Barbara Massar of Pro Portsmouth was recognized for her efforts to put on events, including Market Square Day and First Night, that draw hundreds of people from outside of Portsmouth for the day, night and weekend year after year.
More than 1 million visitors stayed overnight in one of Portsmouth's 1,900 hotel rooms spread over 19 hotels in 2012.
City Manager John Bohenko said Portsmouth is a cultural destination with more than a dozen museums and historic homes, at least four theaters and more than 160 restaurants that seat more people than there are residents living in city.
Bohenko asked those gathered to support a Senate bill that would change the formula of the state rooms and meals tax to be based on tax contribution. He said the state made $232 million in rooms and meals tax last year, and $59 million was returned to cities and towns. Of that, Portsmouth received 1.6 percent of the local distribution, or $946,000, which Bohenko said does not reflect what the city contributed to state coffers or the municipal expense associated with such active tourism.

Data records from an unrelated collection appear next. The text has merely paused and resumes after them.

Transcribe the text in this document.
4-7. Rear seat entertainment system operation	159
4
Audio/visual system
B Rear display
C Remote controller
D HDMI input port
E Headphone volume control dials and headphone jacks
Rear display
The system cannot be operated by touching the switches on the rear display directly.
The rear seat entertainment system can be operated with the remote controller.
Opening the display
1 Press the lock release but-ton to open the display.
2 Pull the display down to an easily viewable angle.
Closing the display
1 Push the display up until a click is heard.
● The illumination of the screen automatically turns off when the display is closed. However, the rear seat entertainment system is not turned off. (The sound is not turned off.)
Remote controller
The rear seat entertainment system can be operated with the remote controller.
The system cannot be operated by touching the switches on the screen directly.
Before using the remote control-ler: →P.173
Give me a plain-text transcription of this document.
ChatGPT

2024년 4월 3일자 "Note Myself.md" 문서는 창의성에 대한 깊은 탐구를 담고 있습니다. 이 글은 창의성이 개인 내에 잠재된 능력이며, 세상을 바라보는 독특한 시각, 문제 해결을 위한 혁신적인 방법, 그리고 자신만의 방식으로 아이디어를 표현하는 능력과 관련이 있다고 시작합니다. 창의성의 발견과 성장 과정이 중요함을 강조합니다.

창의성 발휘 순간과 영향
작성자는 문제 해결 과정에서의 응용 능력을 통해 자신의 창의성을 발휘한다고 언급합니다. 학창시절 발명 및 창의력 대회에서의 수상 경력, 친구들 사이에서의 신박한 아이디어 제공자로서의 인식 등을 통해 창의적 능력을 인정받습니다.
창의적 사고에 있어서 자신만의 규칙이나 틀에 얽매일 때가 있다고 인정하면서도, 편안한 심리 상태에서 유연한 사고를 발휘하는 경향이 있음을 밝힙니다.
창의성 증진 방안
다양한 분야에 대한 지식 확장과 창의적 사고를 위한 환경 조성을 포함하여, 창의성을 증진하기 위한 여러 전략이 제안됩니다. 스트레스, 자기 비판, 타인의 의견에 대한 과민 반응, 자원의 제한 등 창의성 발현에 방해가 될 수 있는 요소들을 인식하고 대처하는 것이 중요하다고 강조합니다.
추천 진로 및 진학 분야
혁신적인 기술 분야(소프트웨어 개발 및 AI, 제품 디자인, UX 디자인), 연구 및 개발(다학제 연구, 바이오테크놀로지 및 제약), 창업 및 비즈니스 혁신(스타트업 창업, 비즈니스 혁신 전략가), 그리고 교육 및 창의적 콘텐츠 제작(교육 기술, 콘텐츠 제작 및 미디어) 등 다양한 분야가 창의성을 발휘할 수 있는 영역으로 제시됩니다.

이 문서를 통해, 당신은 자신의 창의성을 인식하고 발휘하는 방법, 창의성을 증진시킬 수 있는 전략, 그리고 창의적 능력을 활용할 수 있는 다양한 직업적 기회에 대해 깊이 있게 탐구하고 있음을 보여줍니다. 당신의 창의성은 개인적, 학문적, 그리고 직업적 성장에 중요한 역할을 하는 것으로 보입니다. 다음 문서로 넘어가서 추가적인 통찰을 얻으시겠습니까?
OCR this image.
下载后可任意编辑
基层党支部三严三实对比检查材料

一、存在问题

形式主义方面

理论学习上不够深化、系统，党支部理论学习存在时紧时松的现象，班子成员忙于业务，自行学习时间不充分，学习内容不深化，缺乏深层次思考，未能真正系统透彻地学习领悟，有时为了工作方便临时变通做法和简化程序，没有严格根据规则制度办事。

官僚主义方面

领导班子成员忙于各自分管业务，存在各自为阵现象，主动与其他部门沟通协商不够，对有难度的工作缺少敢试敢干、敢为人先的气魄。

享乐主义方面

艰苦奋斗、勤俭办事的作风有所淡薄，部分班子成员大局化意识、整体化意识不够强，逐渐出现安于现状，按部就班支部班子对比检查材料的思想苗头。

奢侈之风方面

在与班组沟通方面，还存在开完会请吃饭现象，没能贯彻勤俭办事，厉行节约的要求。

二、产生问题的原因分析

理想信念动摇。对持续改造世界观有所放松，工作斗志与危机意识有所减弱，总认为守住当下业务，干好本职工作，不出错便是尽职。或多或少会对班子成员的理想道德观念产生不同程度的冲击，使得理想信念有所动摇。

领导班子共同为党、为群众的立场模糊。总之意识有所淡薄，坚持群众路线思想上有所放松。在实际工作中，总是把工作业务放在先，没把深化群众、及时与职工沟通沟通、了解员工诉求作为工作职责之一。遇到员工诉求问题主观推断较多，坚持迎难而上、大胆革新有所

A survey of visitors conducted by the chamber last summer showed that 76 percent of visitors were in the city for the first time, and 32 percent of visitors had learned about Portsmouth in a travel guide.
Domestically, most visitors are coming from Massachusetts, with Connecticut, other parts of New Hampshire, California, New Jersey and Pennsylvania also high on the list. Internationally, most visitors come from Canada, followed by German visitors, who come mostly for the fall foliage season, which they refer to as "Indian Summer."
The chamber will soon launch a new tourism-focused website, goportsmouthnh.com.